The historical group of English and Dutch friends has maintained contact during the years, there are familiar faces that crowd the pub, some of them we know for some time, others we have only heard of.
I immediately greet James Ingham and his girlfriend, and then Patrick Rowles, with them I am in good confidence, we met in 2011 during my first interview at Robert Borland’s home, to make the book.
Jean-Paul Van Mierlo arrives with his wife, we met in 2016 in Amsterdam during the wonderful evening of the presentation of the film at the International Documentary Festival (IDFA).

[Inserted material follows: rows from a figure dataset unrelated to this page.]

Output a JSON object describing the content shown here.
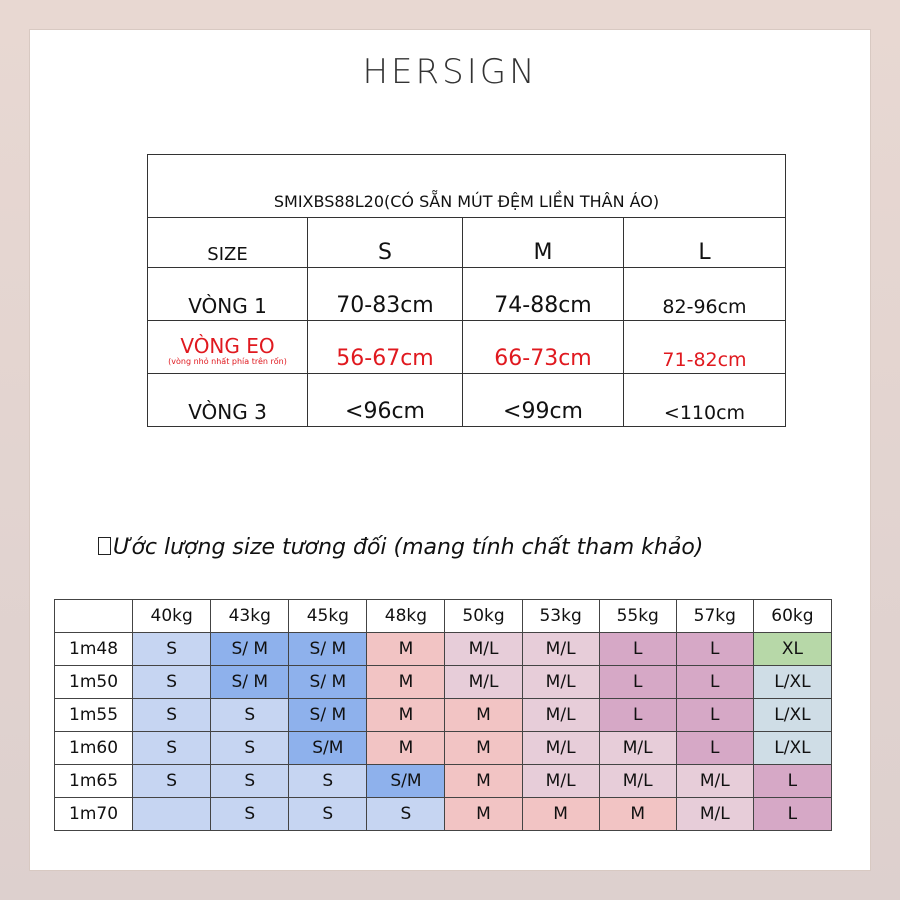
{
  "brand": "HERSIGN",
  "size_table": {
    "title": "SMIXBS88L20(CÓ SẴN MÚT ĐỆM LIỀN THÂN ÁO)",
    "size_label": "SIZE",
    "sizes": [
      "S",
      "M",
      "L"
    ],
    "rows": [
      {
        "label": "VÒNG 1",
        "values": [
          "70-83cm",
          "74-88cm",
          "82-96cm"
        ]
      },
      {
        "label": "VÒNG EO",
        "sublabel": "(vòng nhỏ nhất phía trên rốn)",
        "values": [
          "56-67cm",
          "66-73cm",
          "71-82cm"
        ]
      },
      {
        "label": "VÒNG 3",
        "values": [
          "<96cm",
          "<99cm",
          "<110cm"
        ]
      }
    ],
    "highlight_color": "#e0191f"
  },
  "section_title": "Ước lượng size tương đối (mang tính chất tham khảo)",
  "weight_height": {
    "weights": [
      "40kg",
      "43kg",
      "45kg",
      "48kg",
      "50kg",
      "53kg",
      "55kg",
      "57kg",
      "60kg"
    ],
    "rows": [
      {
        "height": "1m48",
        "cells": [
          "S",
          "S/ M",
          "S/ M",
          "M",
          "M/L",
          "M/L",
          "L",
          "L",
          "XL"
        ]
      },
      {
        "height": "1m50",
        "cells": [
          "S",
          "S/ M",
          "S/ M",
          "M",
          "M/L",
          "M/L",
          "L",
          "L",
          "L/XL"
        ]
      },
      {
        "height": "1m55",
        "cells": [
          "S",
          "S",
          "S/ M",
          "M",
          "M",
          "M/L",
          "L",
          "L",
          "L/XL"
        ]
      },
      {
        "height": "1m60",
        "cells": [
          "S",
          "S",
          "S/M",
          "M",
          "M",
          "M/L",
          "M/L",
          "L",
          "L/XL"
        ]
      },
      {
        "height": "1m65",
        "cells": [
          "S",
          "S",
          "S",
          "S/M",
          "M",
          "M/L",
          "M/L",
          "M/L",
          "L"
        ]
      },
      {
        "height": "1m70",
        "cells": [
          "",
          "S",
          "S",
          "S",
          "M",
          "M",
          "M",
          "M/L",
          "L"
        ]
      }
    ],
    "cell_colors": [
      [
        "#c6d5f2",
        "#8eb1ec",
        "#8eb1ec",
        "#f2c4c4",
        "#e7cdd9",
        "#e7cdd9",
        "#d6a8c6",
        "#d6a8c6",
        "#b7d8a8"
      ],
      [
        "#c6d5f2",
        "#8eb1ec",
        "#8eb1ec",
        "#f2c4c4",
        "#e7cdd9",
        "#e7cdd9",
        "#d6a8c6",
        "#d6a8c6",
        "#cfdde6"
      ],
      [
        "#c6d5f2",
        "#c6d5f2",
        "#8eb1ec",
        "#f2c4c4",
        "#f2c4c4",
        "#e7cdd9",
        "#d6a8c6",
        "#d6a8c6",
        "#cfdde6"
      ],
      [
        "#c6d5f2",
        "#c6d5f2",
        "#8eb1ec",
        "#f2c4c4",
        "#f2c4c4",
        "#e7cdd9",
        "#e7cdd9",
        "#d6a8c6",
        "#cfdde6"
      ],
      [
        "#c6d5f2",
        "#c6d5f2",
        "#c6d5f2",
        "#8eb1ec",
        "#f2c4c4",
        "#e7cdd9",
        "#e7cdd9",
        "#e7cdd9",
        "#d6a8c6"
      ],
      [
        "#c6d5f2",
        "#c6d5f2",
        "#c6d5f2",
        "#c6d5f2",
        "#f2c4c4",
        "#f2c4c4",
        "#f2c4c4",
        "#e7cdd9",
        "#d6a8c6"
      ]
    ]
  }
}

Audrey Eade does the honors, introduces us to other people, friends, wives, husbands, enthusiasts. The place is noisy and our difficulties with understanding English penalize us a little. I’m excited, I get confused, there are people I can’t immediately frame, I don’t realize for example that Robert, with the red jersey, who also went on stage during the first set with Elliot, Jan and Bob, is Audrey’s husband, I find out the day after the concert, when I find myself with fifteen of them, and with him, at the Merton & Sutton Cemetery, in the Morden area, to bring our greetings to Adrian.

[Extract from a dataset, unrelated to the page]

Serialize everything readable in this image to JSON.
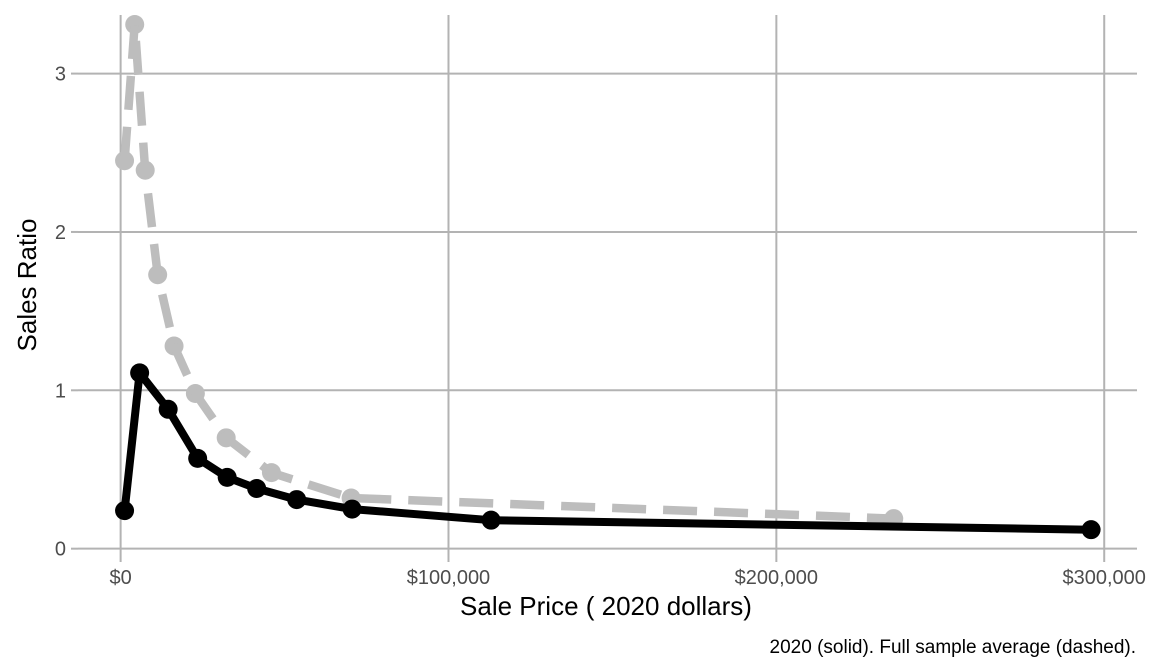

In the pub there are several gentlemen who are pleased to meet us Italians, all tell us something, tell us what part they had, as young people, in this collective story. On the stage, an elegant and elderly gentleman comes up, he introduces the bands and officially opens the meeting. He is one of Adrian’s oldest friends, perhaps his own classmate, he is about the same age, his name is Peter Trower, the next day he is with us at the cemetery.

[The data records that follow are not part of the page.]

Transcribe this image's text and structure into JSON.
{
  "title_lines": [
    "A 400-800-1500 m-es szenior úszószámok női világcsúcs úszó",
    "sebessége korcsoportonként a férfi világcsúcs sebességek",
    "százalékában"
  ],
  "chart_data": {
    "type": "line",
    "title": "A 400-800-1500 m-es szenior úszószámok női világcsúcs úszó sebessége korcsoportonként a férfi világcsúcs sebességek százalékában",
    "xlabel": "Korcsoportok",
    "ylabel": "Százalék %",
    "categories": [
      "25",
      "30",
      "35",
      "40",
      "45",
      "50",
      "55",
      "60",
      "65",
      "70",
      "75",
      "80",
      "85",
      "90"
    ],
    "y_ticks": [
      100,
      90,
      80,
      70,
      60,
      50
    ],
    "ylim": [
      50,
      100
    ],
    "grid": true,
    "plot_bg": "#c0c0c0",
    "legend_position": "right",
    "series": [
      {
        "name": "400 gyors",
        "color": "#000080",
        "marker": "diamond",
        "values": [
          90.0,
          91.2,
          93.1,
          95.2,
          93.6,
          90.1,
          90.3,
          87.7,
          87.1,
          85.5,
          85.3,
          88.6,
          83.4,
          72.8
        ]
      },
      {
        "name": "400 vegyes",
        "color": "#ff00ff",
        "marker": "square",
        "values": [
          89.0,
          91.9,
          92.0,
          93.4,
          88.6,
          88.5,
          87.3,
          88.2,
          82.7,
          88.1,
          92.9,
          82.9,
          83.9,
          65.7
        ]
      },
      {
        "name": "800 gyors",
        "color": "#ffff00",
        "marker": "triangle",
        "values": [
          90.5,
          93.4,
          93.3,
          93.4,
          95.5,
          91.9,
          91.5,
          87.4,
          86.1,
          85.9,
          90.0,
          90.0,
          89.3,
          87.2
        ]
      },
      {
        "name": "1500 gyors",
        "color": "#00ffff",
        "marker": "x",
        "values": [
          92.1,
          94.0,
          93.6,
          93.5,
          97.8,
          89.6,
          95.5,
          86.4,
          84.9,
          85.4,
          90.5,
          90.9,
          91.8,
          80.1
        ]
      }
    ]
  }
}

Back in Italy, Facebook helps me to reconstruct the puzzle made of faces, informations, stories. From 2011 to 2016 I collected a lot of material to write the book, and of course also many images. There is one that dates back to the summer of 1992, Adrian is on holiday in Crete with two of his friends: I only find out now that it’s Peter Trower and David Hawkins.
David is also present at the Cavern, and with us too, the next day. We speak little, but then we do a nice stretch of road together on foot, towards the bus stop, just enough to introduce ourselves, to say who we are, where we live, to mention our jobs, our normal Italian life that we daily conduct, with Adrian’s music we let it flow in mind as a permanent soundtrack.
We also meet Elliot Wheeler physically for the first time, but we know him better thanks to the more frequent contacts on Facebook already made in these years. Elliot has a particular visibility, has played with many groups and is socially very active.
Next to Audrey in the pub is a beautiful girl, typically English, blonde and smiling, talking to me and the Italian ladies, but even in this case I don’t totally understand what she wants to tell me. Marina then tells me: “Ehi look, she is I.V. Webb, who sang with Adrian on the Cinematic record, also collaborated with Dead Can Dance, has a wonderful voice”.
What a pity, I had been more lucid and concentrated, I would have asked her a thousand questions, I would have asked her many things.
But the best meeting is with a gentleman who approaches me and thanks me for making the book, some of his friends introduce him to me, “he is Rick Hussey”, and when I hear his name I immediately understand, he was the technician of the lights of the band, in my book there is a photograph that shows him with Max Mayers, Mike Dudley sent it to me. So I rush to get a copy of the book, I put some in the vicinity of the stage, I want to give it to him, I insist, but he tells me not to worry, and to want to be the one to deliver to us, to me and to Jean-Paul Van Mierlo, some old materials concerning the band, he takes them to the hotel.
We sit outside the Pub, talking, a photographer appears, his name is Alan Bell. “He is the photographer who made these famous photos of Adrian, look!” Jean-Paul tells me. These are the photos of the last few years, those of the publication period of 5: AM.
Alan Bell asks us to be able to photograph ourselves, Rick Hussey and me, Jean-Paul and me. We talk and deploy all together, amiably, there is a beautiful atmosphere, a happiness that unites us.
“Max was a great person” says Rick, “a very dear friend to me”.
The conversation is pleasant with everyone, but the concert is there on stage to attract our attention, it’s difficult to reconcile the excitement of live show with public relations.
After Kevin Hewick’s performance I approach him and introduce myself, he seems upset, maybe there is something about his show that didn’t satisfy him, but it’s only an his personal feelings that we can’t grasp, for us it was pure adrenaline. We hug like old friends, he gives me two of his CDs that I now jealously keep.
The following morning also Kevin is with us at the cemetery, each hands Adrian a flower, someone deposits the guitar pick on the tombstone, someone else, like me, remains absorbed in his thoughts. Twenty years have passed since the death of this dear common friend.
The faces of each of us now show the signs of a life that has gone, but whatever happened it was an adventure, an inevitable path, with all its baggage of pains, defeats, failures that break us down, but then, when the love, friendship and passion pervade our eyes, even as short flashes, it returns the emotion that is the salt of everything, and brings us back to the unshakable things we love.